Source code can be merged; text files can be compared and reconciled. But you can’t merge two versions of a character, a model, any enormous asset comprised of so many moving pieces.
In other words, a collaboration tool that not only breaks down silos but protects the work of each team member, and the integrity of each asset, is not just a nice-to-have.
20-20, 360-degree hindsight
So the ideal collaboration platform needs to be a version control, project management, and developer tool in one, a central depository for every facet of every piece of your project, from the smallest code snippet to the biggest model.
And when every team member is connected to a single project, end to end, with the versioning of it, the control of it, the relationships all stacked in one context instead of spread over 14 tools, not only do you work more efficiently over the life of the project, you also give yourself a valuable post-mortem tool that helps you level up at the end of every successful (or less than successful) game launch.
“When you deliver a milestone—for instance, you’ve created a new character that’s complete and playable — that’s a lot of stuff,” Materna says. “Different tools, projects,
five months of work and all the people that touched the character. Having that in a central spot is very powerful. You don’t have to dig through emails and spreadsheets and 16 different tools to try to get a picture together, which usually becomes very laborious.
And anything that’s laborious typically doesn’t happen. But with a central view, you have the power of a solid post mortem, a picture that’s useful for planning the next project, avoiding pitfalls and discovering solutions that will pay efficiency forward.
The solution in a nutshell
Game developers have to be agile. There’s no other choice, now, in an industry where the final product must be delivered on time and totally complete.
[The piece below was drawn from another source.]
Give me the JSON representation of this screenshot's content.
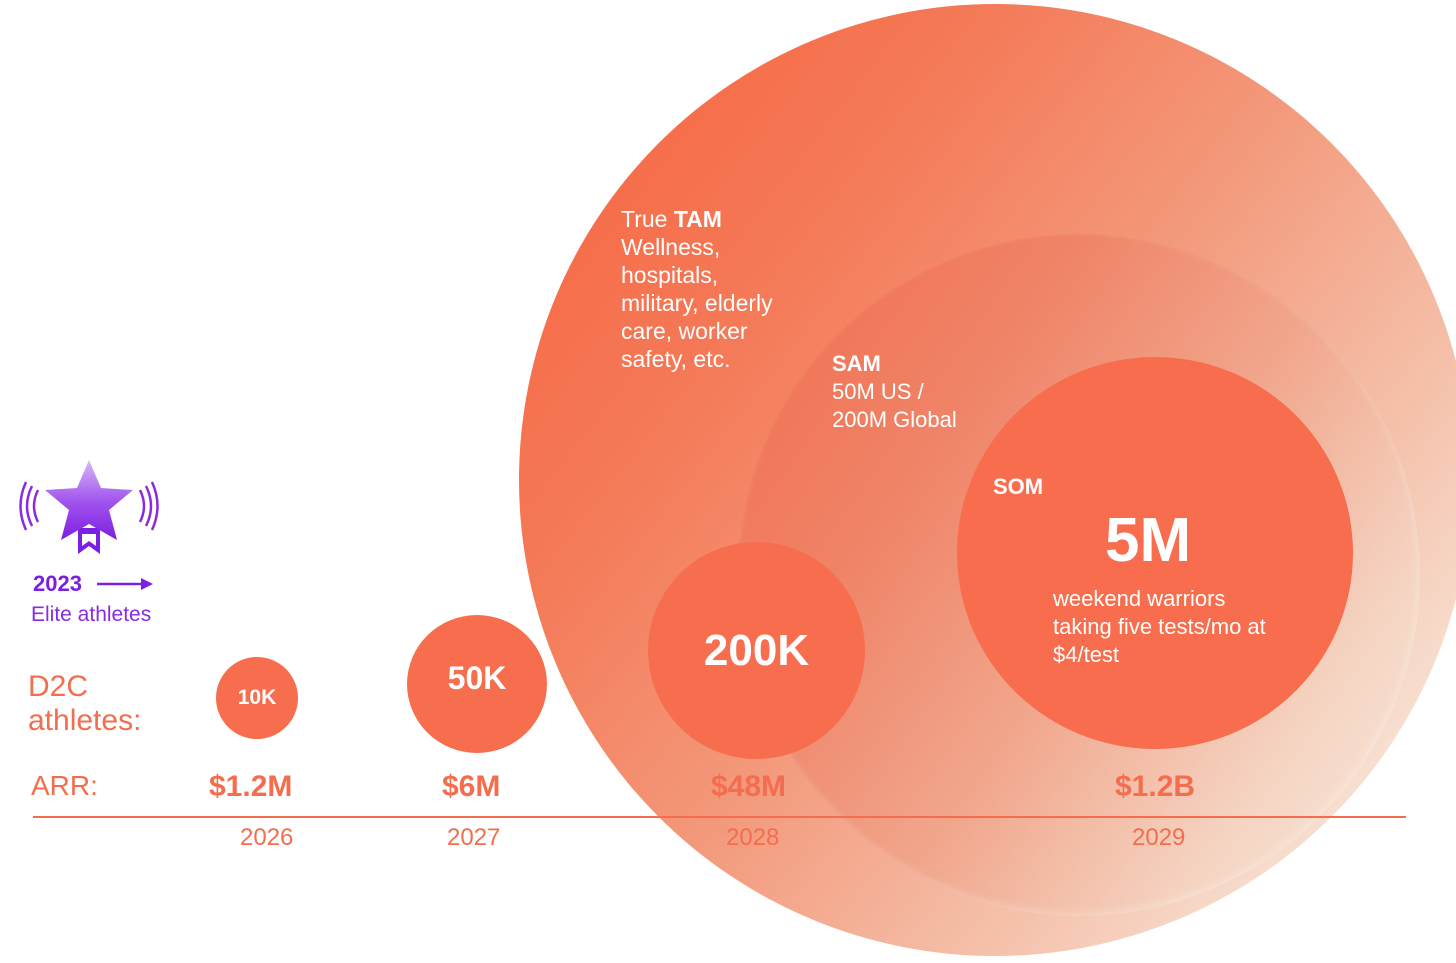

The stress of “getting it right in the end” is compounded in this space, because you pretty much have one shot, and you better not miss it. There’s no do-overs or massive overhauls once it’s out there — and if there are glitches, you’re going to hear about it from the gamers on the ground.
Teams today need a core center for collaboration that’s easy to use, has the right integrations, and can handle large amounts of media files. It’s not enough to use what is comfortable especially when it doesn’t address the unique needs of your team. Not if you want to deliver a show-stopping game that’s on time, within the budget, and flawless.